3. Although the substantive analysis of the plaintiff's § 1983 and common-law claims of false arrest and malicious prosecution is virtually identical under § 1983 and the common law, in order to establish a § 1983 claim, the plaintiff bears the additional burden of demonstrating both a constitutional or statutory violation, and that the alleged misconduct was carried out “under color of state law.” See West v. Atkins, 487 U.S. 42, 48, 108 S.Ct. 2250, 101 L.Ed.2d 40 (1988). With respect to the latter requirement, the trial court ruled that the plaintiff failed to demonstrate the existence of a genuine issue of material fact as to whether the defendants were acting under color of state law. In this appeal, the plaintiff claims that this determination of the trial court was improper. We need not reach this claim, however, in light of our conclusion, as set forth in part I of this opinion, namely, that the plaintiff failed to establish a genuine issue of material fact as to the prima facie elements of his false arrest and malicious prosecution claims.
4. Notably, the plaintiff does not contend that the defendants physically restrained him.
5. We further note that, in this appeal, the plaintiff additionally claims that the trial court failed to analyze his federal false arrest claim under the standard set forth in Franks v. Delaware, 438 U.S. 154, 155–56, 98 S.Ct. 2674, 57 L.Ed.2d 667 (1978). The plaintiff relies upon Golino v. New Haven, 950 F.2d 864 (1991), cert. denied, 505 U.S. 1221, 112 S.Ct. 3032, 120 L.Ed.2d 902 (1992), and Ham v. Greene, 248 Conn. 508,729 A.2d 740, cert. denied, 528 U.S. 929, 120 S.Ct. 326, 145 L.Ed.2d 254 (1999), for the proposition that the court was required to conduct an inquiry into whether the affidavit supporting the arrest warrant, when viewed in the absence of material misstatements or omissions, was supported by probable cause sufficient to support the issuance of the arrest warrant. In light of our determination that the trial court properly granted the defendants' motion for summary judgment on the plaintiff's federal false arrest claim, as discussed in part I of this opinion, we decline to review his Franks claim. See Russell v. Russell, 91 Conn.App. 619, 636–37, 882 A.2d 98 (unnecessary for appellate court to review all claims brought on appeal where one claim is dispositive), cert. denied, 276 Conn. 924, 925, 888 A.2d 92 (2005).
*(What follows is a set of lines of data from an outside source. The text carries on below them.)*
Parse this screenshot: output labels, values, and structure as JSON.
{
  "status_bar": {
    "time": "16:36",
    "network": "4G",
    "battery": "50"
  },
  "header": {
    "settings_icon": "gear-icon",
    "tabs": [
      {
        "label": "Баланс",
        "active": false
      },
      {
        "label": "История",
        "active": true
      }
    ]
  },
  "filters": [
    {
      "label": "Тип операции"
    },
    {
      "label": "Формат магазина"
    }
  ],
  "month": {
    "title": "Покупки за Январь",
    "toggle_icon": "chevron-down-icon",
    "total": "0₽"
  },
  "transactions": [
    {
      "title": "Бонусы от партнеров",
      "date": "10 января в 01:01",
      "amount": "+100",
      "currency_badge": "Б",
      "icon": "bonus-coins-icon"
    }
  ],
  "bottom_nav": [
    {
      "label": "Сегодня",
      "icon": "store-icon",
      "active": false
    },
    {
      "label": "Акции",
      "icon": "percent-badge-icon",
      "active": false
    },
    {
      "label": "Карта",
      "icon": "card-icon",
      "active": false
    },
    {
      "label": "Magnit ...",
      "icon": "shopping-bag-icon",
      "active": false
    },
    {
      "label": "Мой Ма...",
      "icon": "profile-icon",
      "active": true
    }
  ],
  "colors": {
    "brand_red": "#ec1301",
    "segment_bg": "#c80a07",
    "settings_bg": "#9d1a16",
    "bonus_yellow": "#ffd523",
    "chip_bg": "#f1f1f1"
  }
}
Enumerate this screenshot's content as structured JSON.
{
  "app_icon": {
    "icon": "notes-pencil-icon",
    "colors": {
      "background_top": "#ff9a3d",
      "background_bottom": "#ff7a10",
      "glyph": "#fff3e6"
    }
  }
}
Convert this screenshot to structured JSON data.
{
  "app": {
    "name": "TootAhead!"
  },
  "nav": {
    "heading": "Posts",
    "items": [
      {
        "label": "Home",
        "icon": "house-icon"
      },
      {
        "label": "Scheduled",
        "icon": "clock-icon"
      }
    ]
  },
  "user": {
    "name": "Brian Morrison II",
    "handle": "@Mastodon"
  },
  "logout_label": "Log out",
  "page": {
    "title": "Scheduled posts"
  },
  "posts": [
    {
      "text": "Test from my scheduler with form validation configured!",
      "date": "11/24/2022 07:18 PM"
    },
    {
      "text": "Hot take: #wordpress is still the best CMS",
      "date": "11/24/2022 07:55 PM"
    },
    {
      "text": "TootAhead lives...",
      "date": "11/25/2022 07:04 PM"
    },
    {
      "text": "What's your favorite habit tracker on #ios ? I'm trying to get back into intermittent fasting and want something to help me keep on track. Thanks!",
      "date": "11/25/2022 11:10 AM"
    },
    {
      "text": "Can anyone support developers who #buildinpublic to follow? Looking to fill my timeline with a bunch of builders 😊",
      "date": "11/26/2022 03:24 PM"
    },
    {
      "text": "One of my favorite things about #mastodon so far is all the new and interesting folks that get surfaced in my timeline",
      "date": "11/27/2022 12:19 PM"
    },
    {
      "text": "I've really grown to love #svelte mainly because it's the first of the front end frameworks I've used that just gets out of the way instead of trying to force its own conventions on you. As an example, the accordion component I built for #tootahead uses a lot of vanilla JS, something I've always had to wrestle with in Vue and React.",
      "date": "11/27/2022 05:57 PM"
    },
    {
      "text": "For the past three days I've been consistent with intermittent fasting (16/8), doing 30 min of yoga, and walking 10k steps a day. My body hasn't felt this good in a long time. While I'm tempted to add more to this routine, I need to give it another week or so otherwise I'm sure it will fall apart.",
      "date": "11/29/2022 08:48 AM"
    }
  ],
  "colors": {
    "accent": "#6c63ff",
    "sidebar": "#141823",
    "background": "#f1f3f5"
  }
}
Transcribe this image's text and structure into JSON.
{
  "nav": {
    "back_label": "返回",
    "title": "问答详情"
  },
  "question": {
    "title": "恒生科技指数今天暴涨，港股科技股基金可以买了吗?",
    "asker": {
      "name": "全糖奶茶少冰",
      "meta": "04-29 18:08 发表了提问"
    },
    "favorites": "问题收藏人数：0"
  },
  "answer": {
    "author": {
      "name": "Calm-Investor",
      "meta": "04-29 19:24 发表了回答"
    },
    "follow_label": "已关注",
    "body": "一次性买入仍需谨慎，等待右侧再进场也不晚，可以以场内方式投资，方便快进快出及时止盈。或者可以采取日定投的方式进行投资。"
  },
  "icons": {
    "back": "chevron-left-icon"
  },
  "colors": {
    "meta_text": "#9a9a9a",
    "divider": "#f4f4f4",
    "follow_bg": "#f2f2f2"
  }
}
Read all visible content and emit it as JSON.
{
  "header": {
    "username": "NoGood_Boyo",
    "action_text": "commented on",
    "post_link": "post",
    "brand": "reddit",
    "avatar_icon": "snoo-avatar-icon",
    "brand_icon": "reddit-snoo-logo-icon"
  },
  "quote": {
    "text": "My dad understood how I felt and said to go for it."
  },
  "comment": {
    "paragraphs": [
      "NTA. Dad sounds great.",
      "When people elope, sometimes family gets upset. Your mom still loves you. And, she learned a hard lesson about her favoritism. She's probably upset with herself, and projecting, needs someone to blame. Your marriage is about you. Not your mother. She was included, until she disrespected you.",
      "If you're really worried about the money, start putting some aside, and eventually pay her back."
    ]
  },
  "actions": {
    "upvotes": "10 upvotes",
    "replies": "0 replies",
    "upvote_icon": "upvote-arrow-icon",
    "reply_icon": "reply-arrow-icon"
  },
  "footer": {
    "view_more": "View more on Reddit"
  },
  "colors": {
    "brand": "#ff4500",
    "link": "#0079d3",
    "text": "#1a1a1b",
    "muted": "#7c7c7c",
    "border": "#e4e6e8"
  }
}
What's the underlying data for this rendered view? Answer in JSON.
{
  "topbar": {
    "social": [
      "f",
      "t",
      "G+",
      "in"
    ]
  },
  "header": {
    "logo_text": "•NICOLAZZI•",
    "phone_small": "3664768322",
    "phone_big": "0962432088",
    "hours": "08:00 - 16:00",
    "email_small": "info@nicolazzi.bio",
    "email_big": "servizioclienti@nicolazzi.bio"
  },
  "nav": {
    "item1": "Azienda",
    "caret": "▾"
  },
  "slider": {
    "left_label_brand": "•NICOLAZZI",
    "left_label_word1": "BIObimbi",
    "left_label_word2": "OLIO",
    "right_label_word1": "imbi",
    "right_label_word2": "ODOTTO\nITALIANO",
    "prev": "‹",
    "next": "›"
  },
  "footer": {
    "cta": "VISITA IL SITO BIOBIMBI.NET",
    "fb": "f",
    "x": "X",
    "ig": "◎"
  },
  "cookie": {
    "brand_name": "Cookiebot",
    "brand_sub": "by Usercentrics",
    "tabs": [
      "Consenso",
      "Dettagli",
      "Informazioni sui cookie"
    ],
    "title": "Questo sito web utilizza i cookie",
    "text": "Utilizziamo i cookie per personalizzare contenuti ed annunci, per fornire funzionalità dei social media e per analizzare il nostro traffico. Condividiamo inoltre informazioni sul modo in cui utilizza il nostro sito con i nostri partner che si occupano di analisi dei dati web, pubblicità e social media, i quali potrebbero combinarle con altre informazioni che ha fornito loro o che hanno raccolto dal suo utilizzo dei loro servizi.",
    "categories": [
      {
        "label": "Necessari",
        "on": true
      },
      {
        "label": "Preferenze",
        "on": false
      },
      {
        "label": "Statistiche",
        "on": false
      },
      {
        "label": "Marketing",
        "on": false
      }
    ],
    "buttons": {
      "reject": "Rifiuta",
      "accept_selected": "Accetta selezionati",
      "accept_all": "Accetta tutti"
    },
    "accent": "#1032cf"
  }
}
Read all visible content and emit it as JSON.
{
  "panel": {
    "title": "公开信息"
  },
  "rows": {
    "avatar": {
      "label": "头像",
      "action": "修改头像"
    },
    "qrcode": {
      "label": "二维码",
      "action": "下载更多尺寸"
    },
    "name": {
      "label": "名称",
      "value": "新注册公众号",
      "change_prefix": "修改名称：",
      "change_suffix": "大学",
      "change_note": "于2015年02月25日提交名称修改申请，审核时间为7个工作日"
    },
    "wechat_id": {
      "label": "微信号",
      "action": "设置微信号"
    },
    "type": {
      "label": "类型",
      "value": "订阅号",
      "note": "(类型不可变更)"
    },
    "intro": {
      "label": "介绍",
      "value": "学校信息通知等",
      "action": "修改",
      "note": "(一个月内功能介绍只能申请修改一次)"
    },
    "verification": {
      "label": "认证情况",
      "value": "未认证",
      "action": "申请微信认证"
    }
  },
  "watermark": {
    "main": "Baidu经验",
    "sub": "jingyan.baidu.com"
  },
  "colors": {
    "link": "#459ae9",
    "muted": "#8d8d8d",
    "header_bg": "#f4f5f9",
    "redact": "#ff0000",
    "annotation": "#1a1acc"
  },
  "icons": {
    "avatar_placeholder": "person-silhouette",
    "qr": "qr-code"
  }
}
6. “A defamatory statement is defined as a communication that tends to harm the reputation of another as to lower him in the estimation of the community or to deter third persons from associating or dealing with him․ To establish a prima facie case of defamation, the plaintiff must demonstrate that: (1) the defendant published a defamatory statement; (2) the defamatory statement identified the plaintiff to a third person; (3) the defamatory statement was published to a third person; and (4) the plaintiff's reputation suffered injury as a result of the statement.” (Citation omitted; internal quotation marks omitted.) Cweklinsky v. Mobil Chemical Co., 267 Conn. 210, 217, 837 A.2d 759 (2004). “For a claim of defamation to be actionable, the statement must be false and truth is an affirmative defense.” Rafalko v. University of New Haven, 129 Conn.App. 44, 53, 19 A .3d 215 (2011).
7. “A [governmental] defendant will be entitled to qualified immunity if either (1) his actions did not violate clearly established law or (2) it was objectively reasonable for him to believe that his actions did not violate clearly established law.” (Internal quotation marks omitted.) Fleming v. Bridgeport, 284 Conn. 502, 519, 935 A.2d 126 (2007).